J’accuse, je m’excuse.

by lucas dewaele

Donderdag is per definitie een weekdag, eentje waarop je hoopt dat alle Belgische voetbalclubs uit hun Europese A, B- of Championscups gegooid zijn. Kwestie van de ochtendlijke treinprietpraat beperkt te houden tot bepaalde, even onnuttige nieuwtjes. Nieuwtjes waarbij ik gefocust kan blijven op wat echt telt : de boeken van de Sint-Lukas-bib droog houden, wandelend in de Aarschotstraat.

Even halt houden.

Vandaag hou ik even een halte bij het gehypete oeuvre van Bieke Depoorter. Een ademstop.

Tilde, een verademing.

Het spijt mij dat ik dit werk vroegtijdig als dusdanig bestempel en ja, ik besprenkel mezelf met vlagen van jaloezie, onderweg naar de galerie . Zo pril en al een eigen plekje op een ademtocht van de Avenue Louise, inclusief een Lannoo-drukwerk, slechte wijn en vriendelijke Franstaligen. Ik kijk er rond en rond en begin mijn vooroordelen te onderbouwen. Kijk, dit is echt niet goed en ik weet dat je nu technisch weerwerk verwacht. In de zin van “heb je die ruis gezien, die onscherpte, die prijslijst? Vragen voor een slechtziende, die het barietpapier nog net kan onderscheiden van het behang. En dus bekruipt mij onverbloemd de oprisping : waar staat dit werk zonder de air- en mediaplay, die toch al een tijdje aanhoudt? Kom, zeg het.

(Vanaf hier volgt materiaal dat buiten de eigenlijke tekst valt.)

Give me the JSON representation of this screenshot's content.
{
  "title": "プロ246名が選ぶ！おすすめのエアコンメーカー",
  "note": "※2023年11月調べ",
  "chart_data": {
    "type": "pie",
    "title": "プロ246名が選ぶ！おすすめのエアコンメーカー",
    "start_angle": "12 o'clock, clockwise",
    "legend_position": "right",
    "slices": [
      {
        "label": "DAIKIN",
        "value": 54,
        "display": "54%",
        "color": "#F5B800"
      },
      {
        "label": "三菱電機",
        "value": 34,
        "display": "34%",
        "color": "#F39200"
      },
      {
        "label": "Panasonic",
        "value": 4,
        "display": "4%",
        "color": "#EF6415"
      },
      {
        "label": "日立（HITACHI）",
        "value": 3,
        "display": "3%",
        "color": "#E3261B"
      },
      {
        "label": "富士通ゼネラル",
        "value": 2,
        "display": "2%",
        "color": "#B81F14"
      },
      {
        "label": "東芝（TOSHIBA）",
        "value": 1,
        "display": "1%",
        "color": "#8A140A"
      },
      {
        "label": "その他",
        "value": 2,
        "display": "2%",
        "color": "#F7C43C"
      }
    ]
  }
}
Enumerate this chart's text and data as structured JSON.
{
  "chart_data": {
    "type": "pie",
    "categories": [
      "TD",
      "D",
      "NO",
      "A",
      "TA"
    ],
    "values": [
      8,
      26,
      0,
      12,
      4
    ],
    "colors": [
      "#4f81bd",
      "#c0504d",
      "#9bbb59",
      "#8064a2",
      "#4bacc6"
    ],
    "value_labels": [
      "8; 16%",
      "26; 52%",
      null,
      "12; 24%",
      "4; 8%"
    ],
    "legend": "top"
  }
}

De pechstroom droogt niet op: vandaag net onderricht genoten in het benaderen van de ruimte, als plek waarbinnen foto’s hun habitat of hun refuge kunnen vinden. Nagedacht, geluisterd naar  tentoonstellingsarchitect Guy Châtel, teksten rond het functioneren van beelden in de ruimte (Olivier Lugon) ontleed. En niets, echt niets vond ik toegepast in de galerie Ikono, tenzij het feit dat beelden inhoudelijk leeg waren en evenmin beleefd konden worden in de krappe ruimte. De toets van de neutrale blik, eigentijdse documentaire research vanuit een genagelde visie?

Het spijt mij echt, want ik had er een lange wandeltocht tussen Rogier en het Flageyplein voor over.

Ware inhoud met ballen nu. Het soort dat verdampt in anonimiteit. En die onderwezen wordt bij tijd en wijle.

Ik heb het geluk dat ik het werk van twee jonge medestudenten mag leren ontdekken : Romy E. en Jennifer Jansons (www.jenniferjansons.com). Limburg (vermoedelijk) en Amerika : één challenge! Het oeuvre van beide deernes moet geduid en getoond worden in een virtuele tentoonstelling in het Fomu. Budgetten heb ik niet nodig, maar voor ideeën van beiden sta ik open, evenals voor wie een cadapac-constructie op schaal kan verlijmen. Ik denk dat ik Nick Ervinck raadpleeg.

Intussen blijf ik parallax-arm fotograferen. Met weinig ruis, weinig onscherpte, zonder prijslijst, onbeperkt qua oplage en goesting, weg van bariet-technologie, flink geëerd door naamloosheid.

Mijn fotografenzieltje vlekkeloos houden, dat is de ware uitdaging. Pretentie laat geen sporen achter op beelden.